EA Just Reported Another Quarterly Loss, Where Are All The ‘How To Fix EA’ Articles?

After a fortnight of ‘How To Fix Nintendo’ articles and speculation about Nintendo ‘going mobile’, EA has just reported a net income loss of $308 million for the quarter ending December 31. Does that mean we can expect a spate of ‘How To Fix EA’ articles over the coming weeks?

I wouldn’t hold my breath.

Over the last 14 days we’ve had to read, listen and endure a host of articles regarding Nintendo’s future. Most of these solutions will be familiar to you: Nintendo must embrace free-to-play, Nintendo must take their brands to the mobile market, Nintendo must go third party.

But hold on a minute: EA has embraced the free-to-play model. EA has taken its brands to the mobile market. EA is a thirdy party publisher. Pray tell clever clogs — if this is how you plan to save Nintendo, how will you save EA?

Of course it’s a silly discussion. Of course the circumstances are different: these are two different companies with different values, different models, different brands, different everything, but the comparison is startling: here is a company that is doing precisely what journalists/analysts/gamers suggest Nintendo should be doing, but is losing more money at a faster rate.


Can you hear anyone suggest that EA should completely change its business model? Is anyone demanding that EA become precisely like Nintendo, or any other company for that matter? Nope. The silence is deafening. Everyone expects a company like EA to lose money. Business as usual.

It’s madness. And it leads to another question: why do we care so much about what Nintendo does and so little about EA should or shouldn’t be doing. Why is that?

Is it because Nintendo is constantly attempting to subvert and disrupt the video games market we’ve learned to love? Maybe. Is it tall poppy syndrome? Do consumers want Nintendo to fail. Is there resentment at its attempts to bring gaming to a broader market. It’s hard to tell. In a couple of weeks time we’ll have forgotten about EA’s losses but we’ll continue to debate and discuss Nintendo obsessively. We’ll get angry at them for being stubborn, for refusing to move with the times, for refusing to become more like EA.

It’s weird, people engaged with video game culture have such a strange relationship with Nintendo. We think we know better when it fails, but don’t necessarily celebrate when it finds success. We react with glee when it stumbles, or become genuinely upset. For some reason, whether we love or hate them, we can’t stop talking about Nintendo.

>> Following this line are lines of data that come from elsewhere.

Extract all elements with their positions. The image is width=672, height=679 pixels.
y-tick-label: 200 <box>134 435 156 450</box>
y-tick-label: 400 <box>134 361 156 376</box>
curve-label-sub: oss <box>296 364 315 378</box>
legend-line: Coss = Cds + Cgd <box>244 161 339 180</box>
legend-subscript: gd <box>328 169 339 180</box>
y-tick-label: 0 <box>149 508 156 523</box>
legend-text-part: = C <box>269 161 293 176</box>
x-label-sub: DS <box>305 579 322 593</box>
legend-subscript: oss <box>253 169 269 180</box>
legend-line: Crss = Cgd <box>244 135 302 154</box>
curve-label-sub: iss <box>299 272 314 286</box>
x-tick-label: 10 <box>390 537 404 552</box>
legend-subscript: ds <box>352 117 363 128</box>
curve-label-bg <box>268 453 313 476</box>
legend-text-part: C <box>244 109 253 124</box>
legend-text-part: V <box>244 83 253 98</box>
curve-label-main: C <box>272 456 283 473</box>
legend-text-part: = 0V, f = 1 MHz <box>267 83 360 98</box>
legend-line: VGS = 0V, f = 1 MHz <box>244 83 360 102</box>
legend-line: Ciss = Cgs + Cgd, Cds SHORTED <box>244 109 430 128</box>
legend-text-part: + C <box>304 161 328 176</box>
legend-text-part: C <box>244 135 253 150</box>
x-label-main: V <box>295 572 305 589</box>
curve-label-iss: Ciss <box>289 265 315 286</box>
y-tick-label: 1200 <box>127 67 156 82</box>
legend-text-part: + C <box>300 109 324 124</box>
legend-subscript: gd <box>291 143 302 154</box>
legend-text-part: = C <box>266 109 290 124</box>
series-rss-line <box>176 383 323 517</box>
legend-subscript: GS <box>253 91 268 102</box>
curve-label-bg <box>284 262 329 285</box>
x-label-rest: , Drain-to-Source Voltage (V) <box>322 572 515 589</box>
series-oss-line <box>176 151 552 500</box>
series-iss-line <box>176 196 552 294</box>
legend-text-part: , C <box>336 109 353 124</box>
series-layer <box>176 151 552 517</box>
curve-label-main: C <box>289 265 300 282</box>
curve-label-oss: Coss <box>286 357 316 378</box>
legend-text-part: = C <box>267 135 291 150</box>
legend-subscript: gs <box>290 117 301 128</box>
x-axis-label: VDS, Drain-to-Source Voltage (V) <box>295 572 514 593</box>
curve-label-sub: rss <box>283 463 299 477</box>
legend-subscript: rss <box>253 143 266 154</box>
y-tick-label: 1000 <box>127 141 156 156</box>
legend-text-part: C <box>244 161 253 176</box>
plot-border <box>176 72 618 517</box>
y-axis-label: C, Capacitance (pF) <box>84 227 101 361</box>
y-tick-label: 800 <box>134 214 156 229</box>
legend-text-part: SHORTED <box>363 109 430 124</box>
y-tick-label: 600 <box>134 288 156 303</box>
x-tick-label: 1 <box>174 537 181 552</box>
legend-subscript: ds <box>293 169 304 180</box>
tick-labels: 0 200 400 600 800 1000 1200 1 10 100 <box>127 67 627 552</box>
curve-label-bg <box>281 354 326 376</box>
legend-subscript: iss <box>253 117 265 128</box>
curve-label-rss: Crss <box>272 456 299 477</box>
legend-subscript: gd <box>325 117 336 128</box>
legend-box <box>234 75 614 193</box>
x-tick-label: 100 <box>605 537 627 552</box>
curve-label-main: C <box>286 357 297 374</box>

Perhaps it’s because Nintendo made the consoles that sat underneath our televisions as we grew up. Maybe it’s because we grew up with its controllers wedged in our hands. Maybe it’s that physical, actual connection. EA just made the games, but Nintendo is a brand intertwined with our childhood: the connection is just too strong to break.

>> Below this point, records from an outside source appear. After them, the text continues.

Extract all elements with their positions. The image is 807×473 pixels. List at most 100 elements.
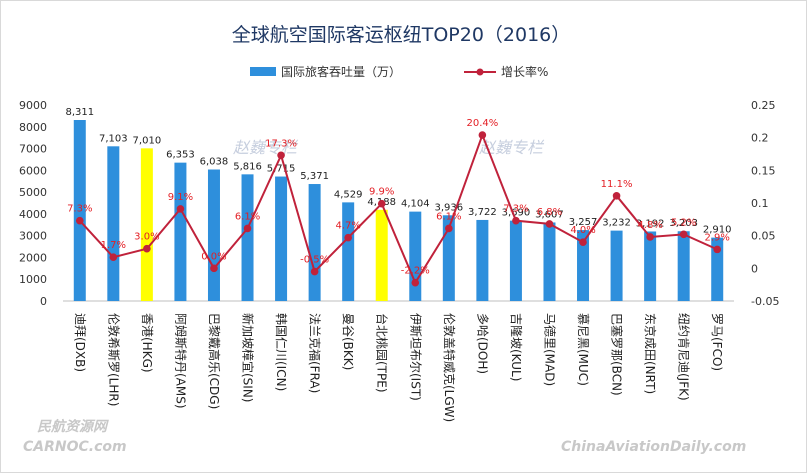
category-label: 巴塞罗那(BCN)	[610, 313, 625, 396]
y-right-tick-label: 0.1	[751, 197, 769, 210]
legend-line-label: 增长率%	[501, 64, 548, 79]
growth-rate-point	[646, 233, 654, 241]
y-right-tick-label: 0	[751, 262, 758, 275]
growth-rate-point	[512, 216, 520, 225]
category-label: 马德里(MAD)	[542, 313, 557, 386]
legend-bar-label: 国际旅客吞吐量（万）	[281, 64, 401, 79]
growth-rate-label: 7.3%	[503, 204, 528, 215]
bar	[409, 211, 422, 301]
legend-bar-swatch	[250, 67, 276, 76]
watermark-carnoc-cn: 民航资源网	[37, 418, 109, 435]
y-left-tick-label: 8000	[19, 121, 47, 134]
growth-rate-point	[109, 253, 118, 262]
growth-rate-label: 9.1%	[168, 192, 193, 203]
category-labels: 迪拜(DXB) 伦敦希斯罗(LHR) 香港(HKG) 阿姆斯特丹(AMS) 巴黎戴高乐(…	[73, 313, 724, 422]
bar	[644, 231, 657, 301]
bar-value-label: 5,816	[233, 161, 262, 172]
bar-value-label: 7,010	[133, 135, 162, 146]
bar-value-label: 2,910	[703, 225, 732, 236]
y-left-tick-label: 6000	[19, 164, 47, 177]
growth-rate-point	[377, 199, 386, 208]
growth-rate-point	[411, 278, 420, 287]
category-label: 伦敦盖特威克(LGW)	[442, 313, 457, 422]
category-label: 东京成田(NRT)	[643, 313, 657, 394]
category-label: 罗马(FCO)	[710, 313, 724, 371]
category-label: 法兰克福(FRA)	[308, 313, 323, 393]
category-label: 伊斯坦布尔(IST)	[408, 313, 423, 401]
y-left-tick-label: 2000	[19, 251, 47, 264]
bar-value-label: 7,103	[99, 133, 128, 144]
category-label: 迪拜(DXB)	[73, 313, 87, 372]
bar-value-label: 3,607	[535, 209, 564, 220]
growth-rate-point	[545, 220, 554, 228]
bar	[509, 220, 522, 301]
category-label: 巴黎戴高乐(CDG)	[207, 313, 222, 409]
bar	[543, 222, 556, 301]
growth-rate-point	[478, 131, 487, 139]
category-label: 纽约肯尼迪(JFK)	[677, 313, 692, 401]
y-left-tick-label: 0	[40, 295, 47, 308]
bar	[140, 148, 153, 301]
y-left-tick-label: 5000	[19, 186, 47, 199]
y-left-tick-label: 7000	[19, 143, 47, 156]
y-axis-left: 0 1000 2000 3000 4000 5000 6000 7000 8000 9000	[19, 99, 47, 308]
watermark-carnoc: CARNOC.com	[23, 439, 127, 455]
y-left-tick-label: 4000	[19, 208, 47, 221]
category-label: 香港(HKG)	[140, 313, 154, 373]
category-label: 新加坡樟宜(SIN)	[241, 313, 256, 403]
bar-value-label: 4,529	[334, 189, 363, 200]
growth-rate-label: 17.3%	[265, 138, 297, 149]
growth-rate-point	[612, 192, 621, 200]
growth-rate-point	[344, 233, 352, 242]
chart-title: 全球航空国际客运枢纽TOP20（2016）	[232, 24, 571, 46]
bar	[442, 215, 455, 301]
y-right-tick-label: 0.15	[751, 164, 776, 177]
growth-rate-point	[243, 224, 252, 233]
growth-rate-label: 20.4%	[466, 118, 498, 129]
growth-rate-label: -2.2%	[401, 266, 430, 277]
bar-value-label: 3,232	[602, 218, 631, 229]
bar	[275, 176, 288, 301]
bar-value-label: 8,311	[65, 107, 94, 118]
category-label: 曼谷(BKK)	[341, 313, 355, 370]
growth-rate-labels: 7.3% 1.7% 3.0% 9.1% 0.0% 6.1% 17.3% -0.5% 4.7% 9.…	[67, 118, 730, 277]
bar-value-label: 5,371	[300, 171, 329, 182]
growth-rate-label: 5.2%	[671, 217, 696, 228]
growth-rate-point	[210, 264, 218, 273]
growth-rate-label: 6.1%	[436, 211, 461, 222]
bar-value-label: 6,353	[166, 150, 195, 161]
growth-rate-label: 9.9%	[369, 187, 394, 198]
bar-value-label: 3,203	[669, 218, 698, 229]
growth-rate-label: 4.0%	[570, 225, 595, 236]
bar-series	[63, 120, 734, 302]
growth-rate-label: 1.7%	[101, 240, 126, 251]
growth-rate-label: 3.0%	[134, 232, 159, 243]
bar	[241, 174, 254, 301]
category-label: 慕尼黑(MUC)	[576, 313, 590, 386]
growth-rate-label: 7.3%	[67, 204, 92, 215]
bar-value-label: 4,104	[401, 199, 430, 210]
bar-value-label: 3,936	[435, 202, 464, 213]
growth-rate-series	[75, 131, 722, 287]
category-label: 伦敦希斯罗(LHR)	[106, 313, 121, 406]
growth-rate-point	[713, 245, 722, 254]
growth-rate-label: 0.0%	[201, 251, 226, 262]
y-left-tick-label: 3000	[19, 230, 47, 243]
growth-rate-point	[310, 267, 319, 276]
bar	[476, 219, 489, 301]
bar	[375, 209, 388, 301]
growth-rate-label: 11.1%	[601, 179, 633, 190]
growth-rate-point	[277, 151, 285, 160]
watermark-chinaaviationdaily: ChinaAviationDaily.com	[561, 439, 746, 455]
growth-rate-label: 6.1%	[235, 211, 260, 222]
bar	[711, 237, 724, 301]
y-left-tick-label: 9000	[19, 99, 47, 112]
y-right-tick-label: 0.05	[751, 230, 776, 243]
bar-value-label: 3,690	[502, 208, 531, 219]
category-label: 吉隆坡(KUL)	[509, 313, 524, 381]
y-axis-right: -0.05 0 0.05 0.1 0.15 0.2 0.25	[751, 99, 779, 308]
growth-rate-label: 2.9%	[705, 232, 730, 243]
bar-value-label: 3,192	[636, 218, 665, 229]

Again the word is ‘weird’. We have such a weird relationship with Nintendo. It’s like the obsession we can’t shake. The posters hanging on a bedroom wall we just can’t take down. We want to move on but we can’t, because Nintendo represents something deeper in most of us. We want Nintendo to grow with us as adults, but it remains static. Because it can. Because it’s a company that sells video games and nothing more. We find that difficult to accept. That can make us angry. Or it can make us passionate about Nintendo and its philosophy — either way it’s an emotional reaction with next-to-no basis in the actual facts of the situation.

No-one will try and fix EA. But for some reason we’ll never stop trying to fix Nintendo. I guess people just care a little too much.